Consider the DTV transition next year and the weakening economy right now. Combine those factors with stations that are already weak (Peoria, anyone?) and you could see a die-off of perhaps 10% or 20% of the stations by 2011 (2 years after the DTV changeover). If that happens, then either there’s a PBS pull-back in content that further erodes the service profile (leading to an erosion of financial support), or rates go up substantially for the remaining station cohort, thus continuing the carnage for those that survived the first culling.

But never mind the disaster scenario — think of the possibilities and opportunities! If we could model and implement this correctly…

  • local stations see fees drop to zero or near zero
  • local stations go back to doing local production and engagement
  • local stations can now focus on producing a service that’s unique to their geography — something that PBS cannot do as a national entity
  • PBS gets control of its service at the national level for the first time
  • PBS gets financial stability because it controls its own income and expense streams directly
  • cable/satellite providers get a unified service that’s easier to manage (from a single source) and makes more sense for their customers (due to the channelization)
  • kids get great PBS programming for them in solid 24×7 services
  • adults get great PBS programming 24×7, too — no more waiting for the kids shows to go off-air
  • more programming enters the network from new local production (with national appeal), community-generated and user-generated content and so on
  • the station vs. network fights and suspicions end (!) — each player now has a clear mandate and responsibility in the public media universe
  • local distribution channels expand to new players — even those without FCC licenses
  • CPB money, when provided, truly goes to provide local service — something every Congressman can get behind because their constituents are now better served

Okay, that’s the idea. You can see why it gets people’s ire up. Comments are open!

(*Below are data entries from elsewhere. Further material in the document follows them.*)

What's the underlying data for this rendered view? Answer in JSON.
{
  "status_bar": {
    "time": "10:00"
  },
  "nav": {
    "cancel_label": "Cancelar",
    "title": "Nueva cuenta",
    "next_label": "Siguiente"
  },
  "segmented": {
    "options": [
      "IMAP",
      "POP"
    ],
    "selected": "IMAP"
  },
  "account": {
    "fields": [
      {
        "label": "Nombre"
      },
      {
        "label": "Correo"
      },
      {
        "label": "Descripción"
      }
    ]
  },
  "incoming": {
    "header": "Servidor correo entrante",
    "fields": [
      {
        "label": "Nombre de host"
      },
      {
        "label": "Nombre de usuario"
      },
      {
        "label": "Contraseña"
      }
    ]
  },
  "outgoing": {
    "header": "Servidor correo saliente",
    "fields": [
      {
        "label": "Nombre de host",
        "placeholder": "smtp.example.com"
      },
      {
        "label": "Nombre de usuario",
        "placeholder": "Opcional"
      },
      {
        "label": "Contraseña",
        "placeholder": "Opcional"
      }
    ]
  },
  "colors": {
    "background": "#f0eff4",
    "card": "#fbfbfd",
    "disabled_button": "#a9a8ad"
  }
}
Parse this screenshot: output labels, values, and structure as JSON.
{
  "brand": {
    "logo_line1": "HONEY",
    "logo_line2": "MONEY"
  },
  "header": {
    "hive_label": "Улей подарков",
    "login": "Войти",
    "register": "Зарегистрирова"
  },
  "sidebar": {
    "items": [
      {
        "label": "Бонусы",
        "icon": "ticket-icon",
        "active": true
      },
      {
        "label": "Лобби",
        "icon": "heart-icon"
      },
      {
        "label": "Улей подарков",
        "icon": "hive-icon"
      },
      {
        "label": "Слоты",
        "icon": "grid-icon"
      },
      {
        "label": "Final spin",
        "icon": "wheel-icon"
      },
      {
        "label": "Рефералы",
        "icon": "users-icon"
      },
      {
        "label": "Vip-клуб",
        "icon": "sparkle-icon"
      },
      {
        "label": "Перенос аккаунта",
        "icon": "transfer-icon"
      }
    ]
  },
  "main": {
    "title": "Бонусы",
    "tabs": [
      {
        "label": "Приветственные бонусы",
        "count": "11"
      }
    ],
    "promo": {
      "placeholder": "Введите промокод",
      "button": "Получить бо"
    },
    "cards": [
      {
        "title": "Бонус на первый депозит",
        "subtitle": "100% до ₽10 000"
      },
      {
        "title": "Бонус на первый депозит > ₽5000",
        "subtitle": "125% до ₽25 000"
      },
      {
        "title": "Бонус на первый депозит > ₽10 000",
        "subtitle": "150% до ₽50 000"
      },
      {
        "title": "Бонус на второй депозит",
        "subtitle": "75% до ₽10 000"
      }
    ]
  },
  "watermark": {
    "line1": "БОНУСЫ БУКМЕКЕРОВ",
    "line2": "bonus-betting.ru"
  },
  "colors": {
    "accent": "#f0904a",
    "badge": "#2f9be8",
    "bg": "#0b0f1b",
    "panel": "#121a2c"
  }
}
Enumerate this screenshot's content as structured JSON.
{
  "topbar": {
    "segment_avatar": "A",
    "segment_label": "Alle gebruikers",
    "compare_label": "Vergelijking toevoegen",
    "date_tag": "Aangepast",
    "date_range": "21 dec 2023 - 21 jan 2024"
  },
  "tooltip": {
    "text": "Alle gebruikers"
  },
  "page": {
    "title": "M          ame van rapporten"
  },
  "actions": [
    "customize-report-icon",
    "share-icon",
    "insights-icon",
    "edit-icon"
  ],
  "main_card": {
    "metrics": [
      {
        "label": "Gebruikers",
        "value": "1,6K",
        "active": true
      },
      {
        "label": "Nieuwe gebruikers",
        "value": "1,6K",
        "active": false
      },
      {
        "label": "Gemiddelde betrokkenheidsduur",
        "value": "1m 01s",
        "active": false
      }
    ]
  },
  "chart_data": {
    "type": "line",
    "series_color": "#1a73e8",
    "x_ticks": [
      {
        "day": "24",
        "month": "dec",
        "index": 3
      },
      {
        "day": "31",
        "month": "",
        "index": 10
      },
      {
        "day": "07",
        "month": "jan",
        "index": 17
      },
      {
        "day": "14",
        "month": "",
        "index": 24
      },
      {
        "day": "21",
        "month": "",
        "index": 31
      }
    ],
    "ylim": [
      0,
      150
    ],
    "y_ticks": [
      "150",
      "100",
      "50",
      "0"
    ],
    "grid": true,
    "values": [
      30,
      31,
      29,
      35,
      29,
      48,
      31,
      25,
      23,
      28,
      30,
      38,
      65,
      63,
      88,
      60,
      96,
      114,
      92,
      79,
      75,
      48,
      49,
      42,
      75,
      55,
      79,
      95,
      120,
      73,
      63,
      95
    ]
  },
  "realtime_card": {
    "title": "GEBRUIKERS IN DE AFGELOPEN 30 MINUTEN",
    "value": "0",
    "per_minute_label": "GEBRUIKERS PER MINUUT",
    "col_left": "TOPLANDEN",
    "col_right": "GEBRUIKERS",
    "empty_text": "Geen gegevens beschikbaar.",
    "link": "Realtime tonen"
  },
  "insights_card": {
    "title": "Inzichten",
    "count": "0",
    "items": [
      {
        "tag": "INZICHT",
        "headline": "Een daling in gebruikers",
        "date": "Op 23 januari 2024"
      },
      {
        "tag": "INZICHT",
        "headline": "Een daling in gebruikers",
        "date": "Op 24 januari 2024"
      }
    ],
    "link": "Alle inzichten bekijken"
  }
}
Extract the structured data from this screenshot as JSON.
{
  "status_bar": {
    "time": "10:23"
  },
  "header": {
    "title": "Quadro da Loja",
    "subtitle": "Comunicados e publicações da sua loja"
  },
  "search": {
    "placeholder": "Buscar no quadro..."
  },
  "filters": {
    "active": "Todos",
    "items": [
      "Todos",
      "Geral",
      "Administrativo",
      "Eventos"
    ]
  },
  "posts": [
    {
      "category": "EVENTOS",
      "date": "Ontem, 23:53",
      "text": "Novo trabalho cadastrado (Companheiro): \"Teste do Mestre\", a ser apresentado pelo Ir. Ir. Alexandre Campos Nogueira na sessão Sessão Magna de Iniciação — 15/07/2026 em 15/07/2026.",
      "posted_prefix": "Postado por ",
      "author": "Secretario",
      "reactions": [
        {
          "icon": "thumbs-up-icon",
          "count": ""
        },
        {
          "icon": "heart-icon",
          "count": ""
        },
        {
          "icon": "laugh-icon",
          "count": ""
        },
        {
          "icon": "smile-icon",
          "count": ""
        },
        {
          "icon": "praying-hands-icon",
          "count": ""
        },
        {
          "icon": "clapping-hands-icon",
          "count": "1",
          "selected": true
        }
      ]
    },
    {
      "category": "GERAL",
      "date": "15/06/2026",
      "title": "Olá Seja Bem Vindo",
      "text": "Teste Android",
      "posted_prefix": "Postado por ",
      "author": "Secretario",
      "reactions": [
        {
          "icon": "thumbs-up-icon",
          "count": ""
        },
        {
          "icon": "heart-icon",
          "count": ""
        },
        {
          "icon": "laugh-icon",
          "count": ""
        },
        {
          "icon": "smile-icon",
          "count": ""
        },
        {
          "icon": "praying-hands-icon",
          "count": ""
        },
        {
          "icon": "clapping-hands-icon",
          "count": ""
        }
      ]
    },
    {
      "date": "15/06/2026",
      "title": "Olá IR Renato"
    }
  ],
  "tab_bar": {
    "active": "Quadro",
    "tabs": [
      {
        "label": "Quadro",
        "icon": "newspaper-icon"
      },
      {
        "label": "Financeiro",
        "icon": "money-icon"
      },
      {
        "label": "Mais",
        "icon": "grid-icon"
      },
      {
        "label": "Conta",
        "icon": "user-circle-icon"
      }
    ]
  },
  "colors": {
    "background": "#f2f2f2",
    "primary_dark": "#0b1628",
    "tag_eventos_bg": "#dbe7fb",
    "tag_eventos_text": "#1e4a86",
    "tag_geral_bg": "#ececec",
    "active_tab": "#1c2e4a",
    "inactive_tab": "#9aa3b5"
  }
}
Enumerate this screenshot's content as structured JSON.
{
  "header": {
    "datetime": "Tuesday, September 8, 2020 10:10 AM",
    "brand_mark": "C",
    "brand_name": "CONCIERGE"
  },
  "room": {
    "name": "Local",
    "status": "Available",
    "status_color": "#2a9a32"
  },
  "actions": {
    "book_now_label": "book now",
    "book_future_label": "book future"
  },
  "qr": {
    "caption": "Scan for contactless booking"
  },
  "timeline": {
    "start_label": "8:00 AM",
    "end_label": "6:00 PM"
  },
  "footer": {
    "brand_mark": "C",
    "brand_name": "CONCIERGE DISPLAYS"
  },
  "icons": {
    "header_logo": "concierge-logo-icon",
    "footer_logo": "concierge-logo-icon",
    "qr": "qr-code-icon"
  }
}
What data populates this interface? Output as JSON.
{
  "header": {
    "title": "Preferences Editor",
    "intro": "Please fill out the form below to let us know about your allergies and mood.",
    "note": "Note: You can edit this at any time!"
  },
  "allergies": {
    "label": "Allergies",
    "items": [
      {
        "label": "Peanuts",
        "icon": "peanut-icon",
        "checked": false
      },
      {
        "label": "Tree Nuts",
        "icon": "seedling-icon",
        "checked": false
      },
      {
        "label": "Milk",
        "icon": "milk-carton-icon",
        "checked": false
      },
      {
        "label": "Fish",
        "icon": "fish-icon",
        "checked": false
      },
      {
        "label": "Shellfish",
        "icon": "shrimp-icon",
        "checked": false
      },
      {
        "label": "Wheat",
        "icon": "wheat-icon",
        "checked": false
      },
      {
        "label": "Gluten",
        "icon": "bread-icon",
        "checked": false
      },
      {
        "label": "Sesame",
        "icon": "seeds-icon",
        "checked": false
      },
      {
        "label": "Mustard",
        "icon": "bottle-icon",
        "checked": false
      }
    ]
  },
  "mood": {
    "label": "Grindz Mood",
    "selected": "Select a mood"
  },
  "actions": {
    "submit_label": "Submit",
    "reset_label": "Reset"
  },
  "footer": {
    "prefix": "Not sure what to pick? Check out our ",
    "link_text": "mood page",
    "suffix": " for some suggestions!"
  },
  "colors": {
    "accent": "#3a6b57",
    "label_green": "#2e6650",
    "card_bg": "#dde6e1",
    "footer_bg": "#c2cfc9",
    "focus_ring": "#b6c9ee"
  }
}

By the way, I realize if PBS sells direct to cable/satellite services that breaks the free over-the-air broadcast model to some degree. But… 1) I don’t think Congress is going to care that much — most of their (voting and rich) constituents will not fight the change, especially since the 2009 DTV transition will move more people to cable than ever before, and 2) if the PBS cost to local stations drops to zero, those stations are less likely to go out of business anyway.